The surface hardness is 61 HRC and the core hardness is 45 HRC.
The surface structure comprises martensite and retained austenite, with a retained austenite content of approximately 15%. The center consists of lathed martensite and a small amount of bainite.
The effective depth of the hardened layer at the height of 1/2 tooth is 1.01 mm.
The gear has undergone carburizing and quenching, and all heat treatment indexes meet the design requirements specified in the drawing.

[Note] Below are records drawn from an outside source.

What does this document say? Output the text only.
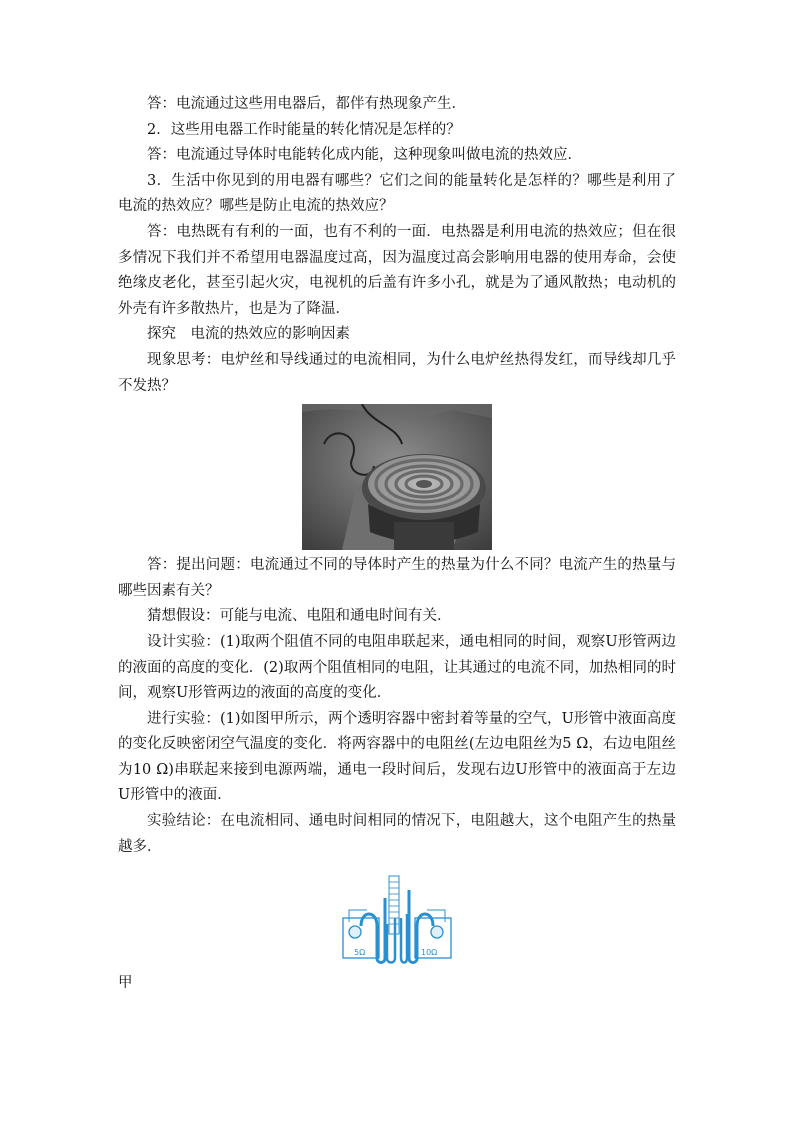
答：电流通过这些用电器后，都伴有热现象产生．

2．这些用电器工作时能量的转化情况是怎样的？

答：电流通过导体时电能转化成内能，这种现象叫做电流的热效应．

3．生活中你见到的用电器有哪些？它们之间的能量转化是怎样的？哪些是利用了电流的热效应？哪些是防止电流的热效应？

答：电热既有有利的一面，也有不利的一面．电热器是利用电流的热效应；但在很多情况下我们并不希望用电器温度过高，因为温度过高会影响用电器的使用寿命，会使绝缘皮老化，甚至引起火灾，电视机的后盖有许多小孔，就是为了通风散热；电动机的外壳有许多散热片，也是为了降温．

探究　电流的热效应的影响因素

现象思考：电炉丝和导线通过的电流相同，为什么电炉丝热得发红，而导线却几乎不发热？

答：提出问题：电流通过不同的导体时产生的热量为什么不同？电流产生的热量与哪些因素有关？

猜想假设：可能与电流、电阻和通电时间有关．

设计实验：(1)取两个阻值不同的电阻串联起来，通电相同的时间，观察U形管两边的液面的高度的变化．(2)取两个阻值相同的电阻，让其通过的电流不同，加热相同的时间，观察U形管两边的液面的高度的变化．

进行实验：(1)如图甲所示，两个透明容器中密封着等量的空气，U形管中液面高度的变化反映密闭空气温度的变化．将两容器中的电阻丝(左边电阻丝为5 Ω，右边电阻丝为10 Ω)串联起来接到电源两端，通电一段时间后，发现右边U形管中的液面高于左边U形管中的液面．

实验结论：在电流相同、通电时间相同的情况下，电阻越大，这个电阻产生的热量越多．

5Ω	10Ω

甲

To prepare a sample, use a precision cutting machine to cut the gear along the middle of the tooth width, and then examine the metallographic structure of the tooth root on the cutting surface using a metallographic microscope.

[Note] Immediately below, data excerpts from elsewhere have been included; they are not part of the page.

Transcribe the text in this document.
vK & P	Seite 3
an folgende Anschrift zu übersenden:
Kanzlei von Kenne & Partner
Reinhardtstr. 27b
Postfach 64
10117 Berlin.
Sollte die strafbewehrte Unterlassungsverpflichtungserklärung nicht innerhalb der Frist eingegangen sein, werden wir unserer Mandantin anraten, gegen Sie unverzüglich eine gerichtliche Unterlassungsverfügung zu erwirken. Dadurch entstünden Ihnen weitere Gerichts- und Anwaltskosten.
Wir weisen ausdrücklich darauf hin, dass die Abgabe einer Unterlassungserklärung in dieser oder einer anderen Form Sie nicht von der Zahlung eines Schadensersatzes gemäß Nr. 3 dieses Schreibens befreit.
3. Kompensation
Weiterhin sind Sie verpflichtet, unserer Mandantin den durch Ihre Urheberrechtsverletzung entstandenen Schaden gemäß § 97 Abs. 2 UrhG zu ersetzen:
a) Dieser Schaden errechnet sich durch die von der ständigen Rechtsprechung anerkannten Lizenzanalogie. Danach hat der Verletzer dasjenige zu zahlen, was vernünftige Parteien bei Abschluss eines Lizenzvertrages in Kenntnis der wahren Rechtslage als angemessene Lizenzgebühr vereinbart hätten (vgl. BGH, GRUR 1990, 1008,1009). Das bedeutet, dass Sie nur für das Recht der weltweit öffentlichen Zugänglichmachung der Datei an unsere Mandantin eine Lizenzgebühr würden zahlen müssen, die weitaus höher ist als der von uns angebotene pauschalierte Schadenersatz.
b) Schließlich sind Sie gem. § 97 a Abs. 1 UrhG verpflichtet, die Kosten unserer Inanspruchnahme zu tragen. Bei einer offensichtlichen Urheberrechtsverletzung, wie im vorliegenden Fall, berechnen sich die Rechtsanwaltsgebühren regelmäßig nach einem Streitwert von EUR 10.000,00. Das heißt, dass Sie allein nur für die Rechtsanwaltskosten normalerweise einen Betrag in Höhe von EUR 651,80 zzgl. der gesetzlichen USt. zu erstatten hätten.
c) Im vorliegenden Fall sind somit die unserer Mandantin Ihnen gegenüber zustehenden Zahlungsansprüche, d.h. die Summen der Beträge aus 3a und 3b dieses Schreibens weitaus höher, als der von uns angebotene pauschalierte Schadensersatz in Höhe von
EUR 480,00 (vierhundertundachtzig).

In the absence of corrosion (see Fig. 7), severe black tissue can be observed on the root of the tooth, distributed in a network, with an average depth of around 20 μm. The individual depth of black fabrics reaches up to 30 μm.

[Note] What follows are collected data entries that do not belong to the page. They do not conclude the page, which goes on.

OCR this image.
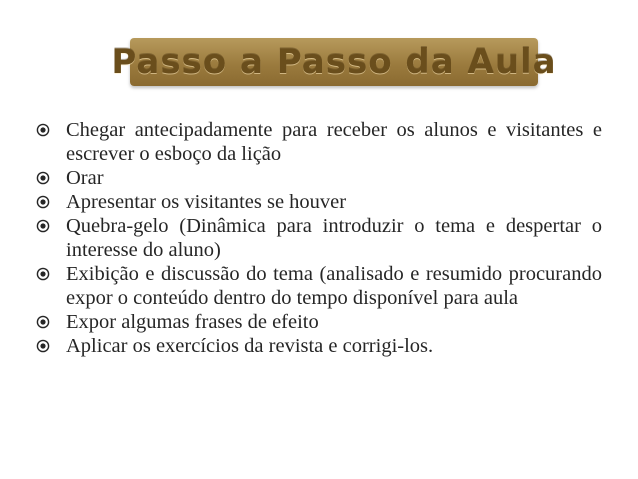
Passo a Passo da Aula
Chegar antecipadamente para receber os alunos e visitantes e escrever o esboço da lição
Orar
Apresentar os visitantes se houver
Quebra-gelo (Dinâmica para introduzir o tema e despertar o interesse do aluno)
Exibição e discussão do tema (analisado e resumido procurando expor o conteúdo dentro do tempo disponível para aula
Expor algumas frases de efeito
Aplicar os exercícios da revista e corrigi-los.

A straight fissure originates from the black tissue of the tooth root and extends inward perpendicular to the tooth root.
Observation after corrosion (see Fig. 8) reveals that there are normal case-hardened and hardened structures on both sides of the crack.
Metallographic observation of the two end faces of the sample root shows no signs of cracks.
Based on the above inspection, it is inferred that the observed cracks are generated during use, suggesting that the tested teeth developed fatigue cracks that expanded, and the test was stopped before fracture occurred.
If the test continued, fracture would be expected to occur.
According to metallographic analysis, the crack is closely associated with the black tissue at the root of the tooth.
Fig. 7 Black tissue and tooth root crack (500 ×) No corrosion
Fig. 8 Structure on both sides of the crack (50×)4% nitric acid alcohol solution
2. Analysis and discussion
Most broken teeth on failed gear are due to fatigue fracture, with the cracks starting at the root of the middle part of the tooth width.
Through metallographic and scanning electron microscope observation of the tooth root, it is evident that the black tissue becomes the source of crack initiation during gear use.
As the number of operations increases, the crack source expands, eventually leading to gear fracture failure.
After carburizing, the surface microstructure of alloy steel generally presents black dotted, reticulated or banded microstructures distributed along the grain boundary.
The reason for this type of structure is that oxygen in the carburizing medium diffuses into the steel, forming oxides of chromium, manganese, titanium, silicon and other elements at the grain boundary. This results in depleted alloying elements at the grain boundary, causing a decrease in local hardenability and the appearance of black austenitic decomposition products such as troostite.
Research carried out both nationally and internationally indicates that the presence of black fabric significantly reduces the surface hardness, flexural fatigue resistance and contact fatigue resistance of parts, negatively impacting their useful life.
As such, many well-known vehicle manufacturers, both domestically and abroad, have set specific requirements for the depth of the black fabric. For example, German car manufacturers such as Benz and BMW require that the depth of the black fabric does not exceed 3μm.
Furthermore, FAW Group is planning to reduce the depth of the black fabric from less than 20μm to less than 3μm.
3. Suggestions for improvement
Through the above inspection and analysis, it is evident that the depth of the black structure in the surface metallographic structure of carburized and quenched parts requires strict control. Black fabric control mainly starts with the following two aspects:
- Improving the purity of the carburizing gas and reducing the oxygen content. This can be achieved by strictly controlling the purity and water content of carburizing agents such as methanol and acetone and regulating the amount of air.
- Adopt more intense quenching and cooling methods, such as using a quenching medium with stronger quenching and cooling performance or employing faster quenching, cooling, and stirring.